Comment 0 for bug 1018685

Revision history for this message
yinfeng (yinfeng-zwx) wrote :

Replication is often interrupted because of some errors, and the most common errors we encountered recently are "HA_ERR_KEY_NOT_FOUND" and "HA_ERR_FOUND_DUPP_KEY".

there are two methods to handle the errors:
1). ignore the error by setting "sql_slave_skip_counter".
2).set slave_exec_mode = "idempotent" to handle "HA_ERR_FOUND_DUPP_KEY" (overwritten the record) and "HA_ERR_KEY_NOT_FOUND"(just ignore the error).

Both methods may lead to inconsistencies between master and slave.

if we are using row-based replication and innodb storage engine , why don't we fix these errors instead of simply ignore it?

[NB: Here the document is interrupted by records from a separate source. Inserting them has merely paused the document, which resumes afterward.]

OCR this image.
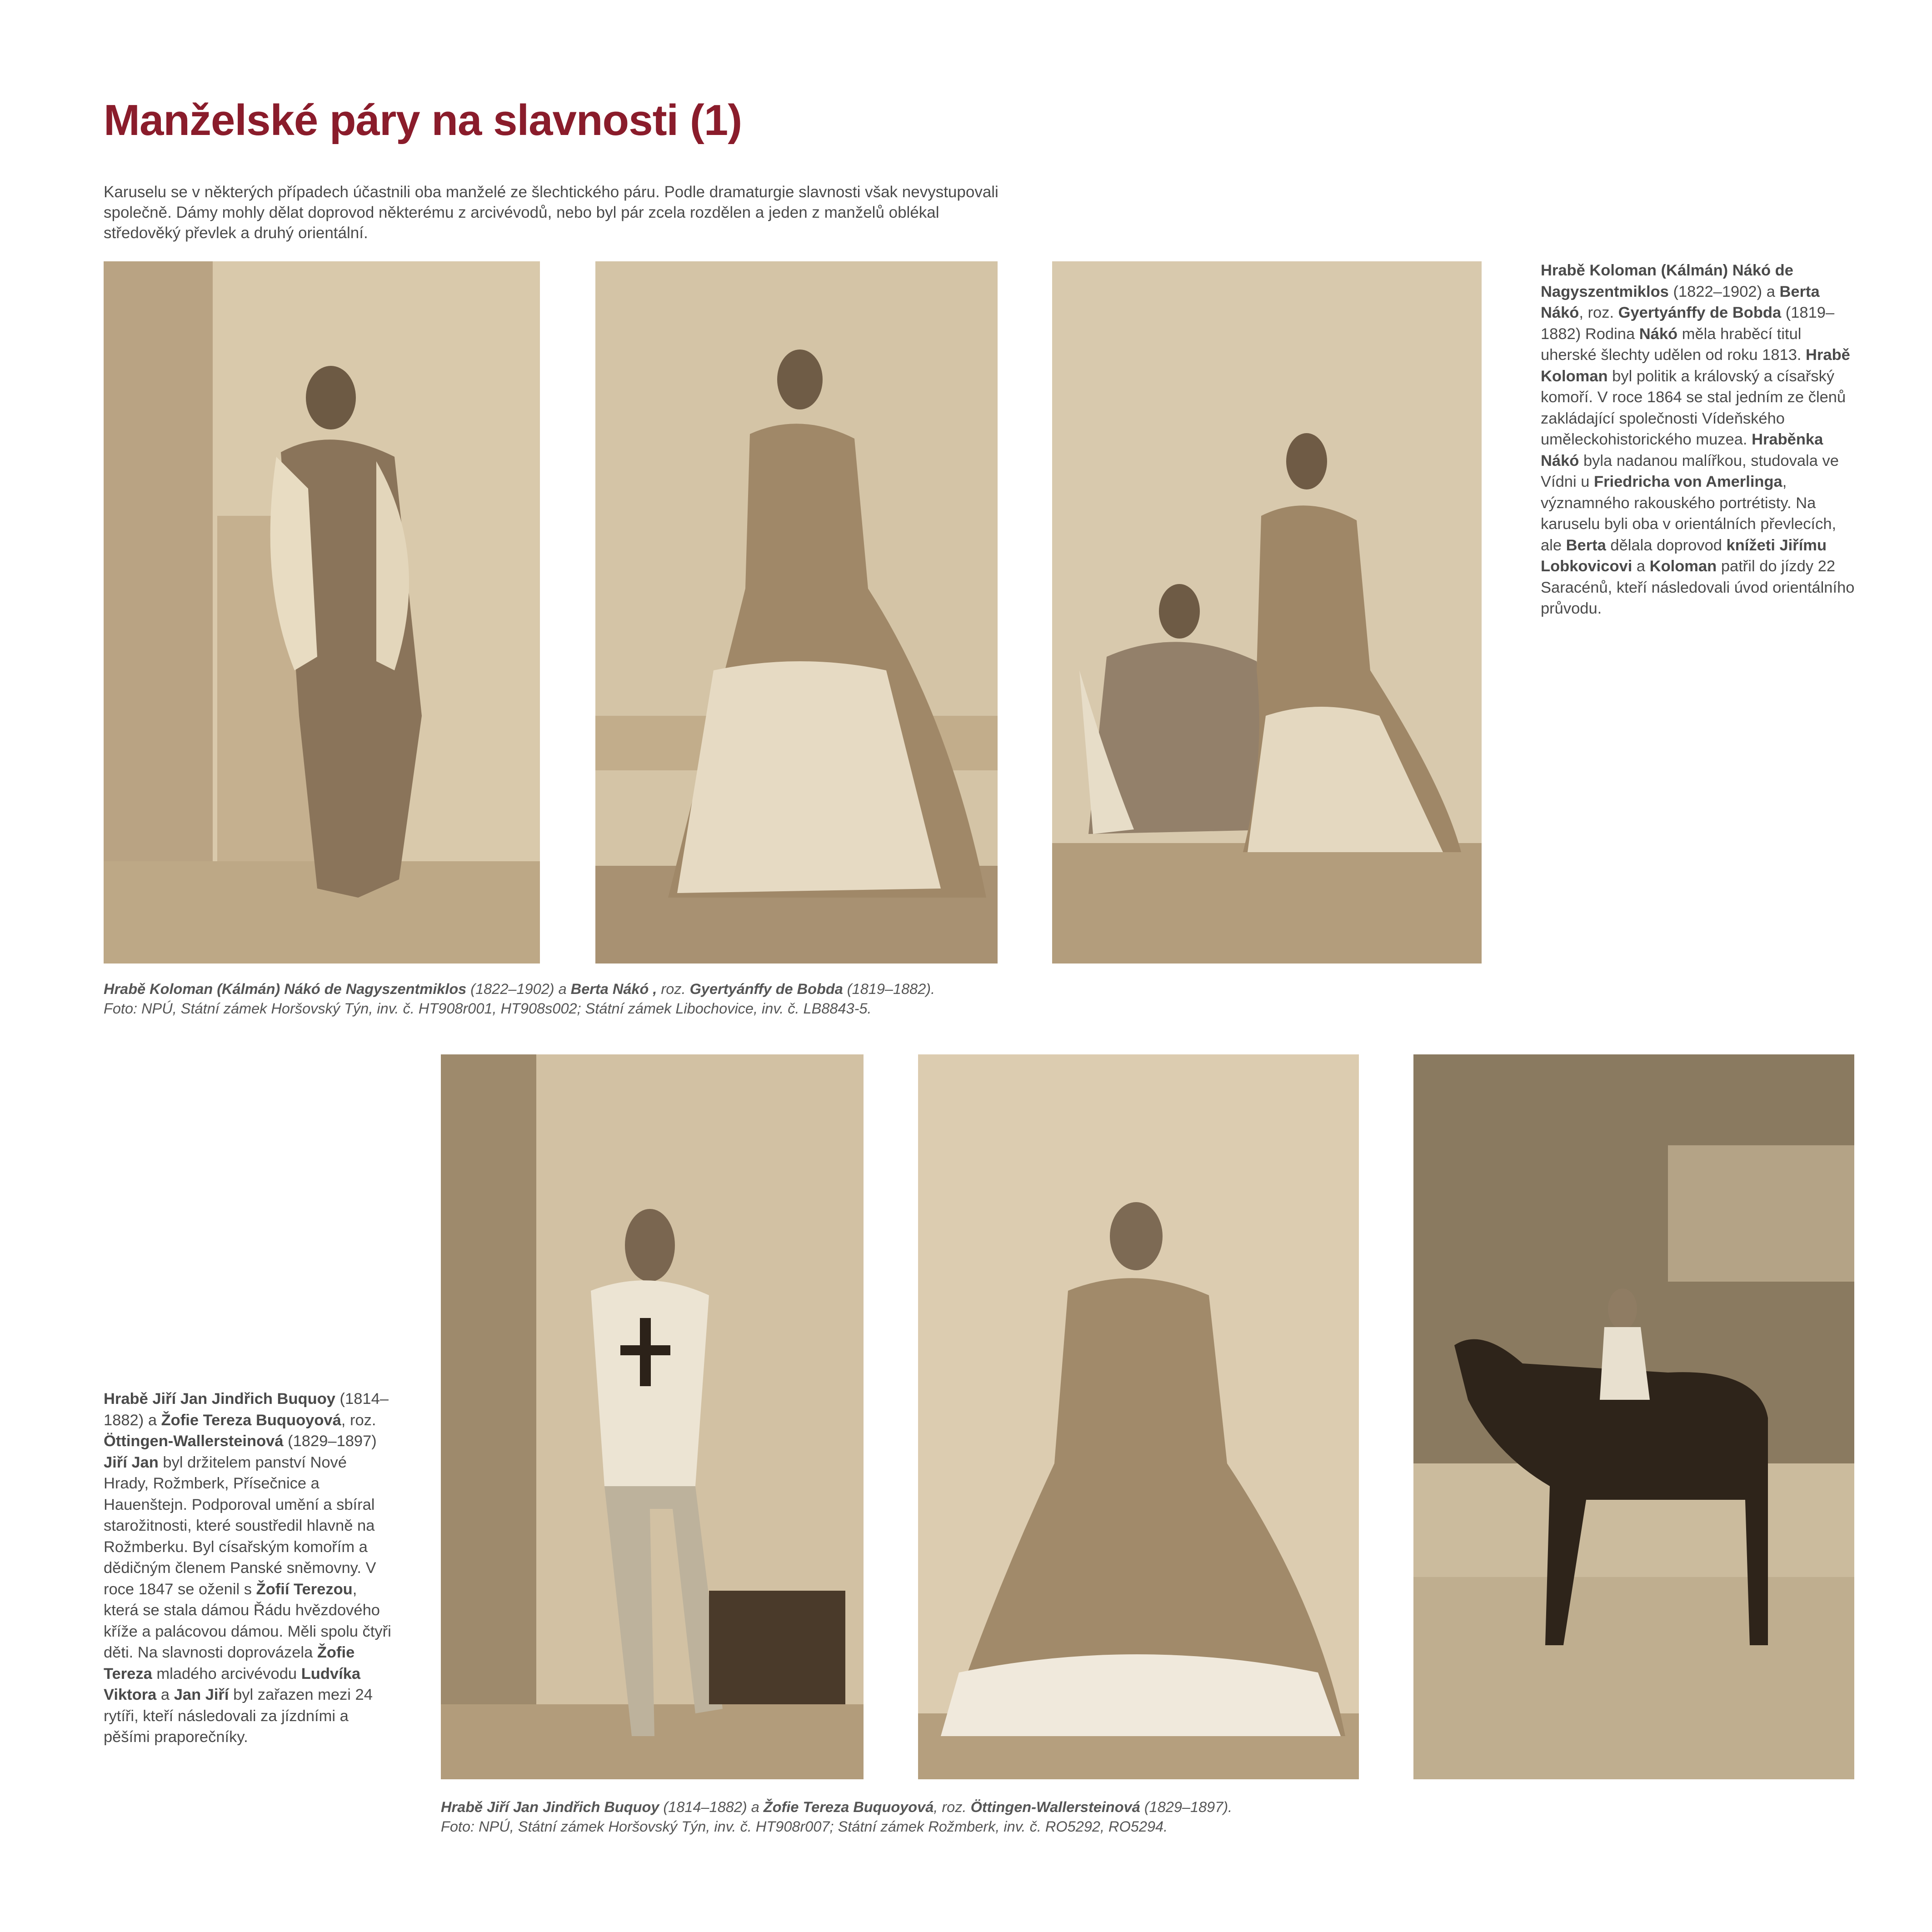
Manželské páry na slavnosti (1)

Karuselu se v některých případech účastnili oba manželé ze šlechtického páru. Podle dramaturgie slavnosti však nevystupovali společně. Dámy mohly dělat doprovod některému z arcivévodů, nebo byl pár zcela rozdělen a jeden z manželů oblékal středověký převlek a druhý orientální.

Hrabě Koloman (Kálmán) Nákó de Nagyszentmiklos (1822–1902) a Berta Nákó, roz. Gyertyánffy de Bobda (1819–1882) Rodina Nákó měla hraběcí titul uherské šlechty udělen od roku 1813. Hrabě Koloman byl politik a královský a císařský komoří. V roce 1864 se stal jedním ze členů zakládající společnosti Vídeňského uměleckohistorického muzea. Hraběnka Nákó byla nadanou malířkou, studovala ve Vídni u Friedricha von Amerlinga, významného rakouského portrétisty. Na karuselu byli oba v orientálních převlecích, ale Berta dělala doprovod knížeti Jiřímu Lobkovicovi a Koloman patřil do jízdy 22 Saracénů, kteří následovali úvod orientálního průvodu.

Hrabě Koloman (Kálmán) Nákó de Nagyszentmiklos (1822–1902) a Berta Nákó , roz. Gyertyánffy de Bobda (1819–1882).

Foto: NPÚ, Státní zámek Horšovský Týn, inv. č. HT908r001, HT908s002; Státní zámek Libochovice, inv. č. LB8843-5.

Hrabě Jiří Jan Jindřich Buquoy (1814–1882) a Žofie Tereza Buquoyová, roz. Öttingen-Wallersteinová (1829–1897) Jiří Jan byl držitelem panství Nové Hrady, Rožmberk, Přísečnice a Hauenštejn. Podporoval umění a sbíral starožitnosti, které soustředil hlavně na Rožmberku. Byl císařským komořím a dědičným členem Panské sněmovny. V roce 1847 se oženil s Žofií Terezou, která se stala dámou Řádu hvězdového kříže a palácovou dámou. Měli spolu čtyři děti. Na slavnosti doprovázela Žofie Tereza mladého arcivévodu Ludvíka Viktora a Jan Jiří byl zařazen mezi 24 rytíři, kteří následovali za jízdními a pěšími praporečníky.

Hrabě Jiří Jan Jindřich Buquoy (1814–1882) a Žofie Tereza Buquoyová, roz. Öttingen-Wallersteinová (1829–1897).

Foto: NPÚ, Státní zámek Horšovský Týn, inv. č. HT908r007; Státní zámek Rožmberk, inv. č. RO5292, RO5294.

So I introduced in a new value of slave_exec_mode: SMART

a simple idea is :

1) HA_ERR_KEY_NOT_FOUND
       UPDATE_ROWS_EVENT: write 'Before Image' of the record, and then update it
       WRITE_ROWS_EVENT: write the record and then delete it , or just ignore the error

2)HA_ERR_FOUND_DUPP_KEY
      WRITE_ROWS_EVENT: just overwrite the record
      UPDATE_ROWS_EVENT : delete the duplicated record and then update (if the error is caused because of duplicated unique key and the table also has a primary key , the fix may failed and all changes can be rollback)

The attached file is a simple patch based on Percona-Server-5.5.24-rel26.0, and it is still under the testing.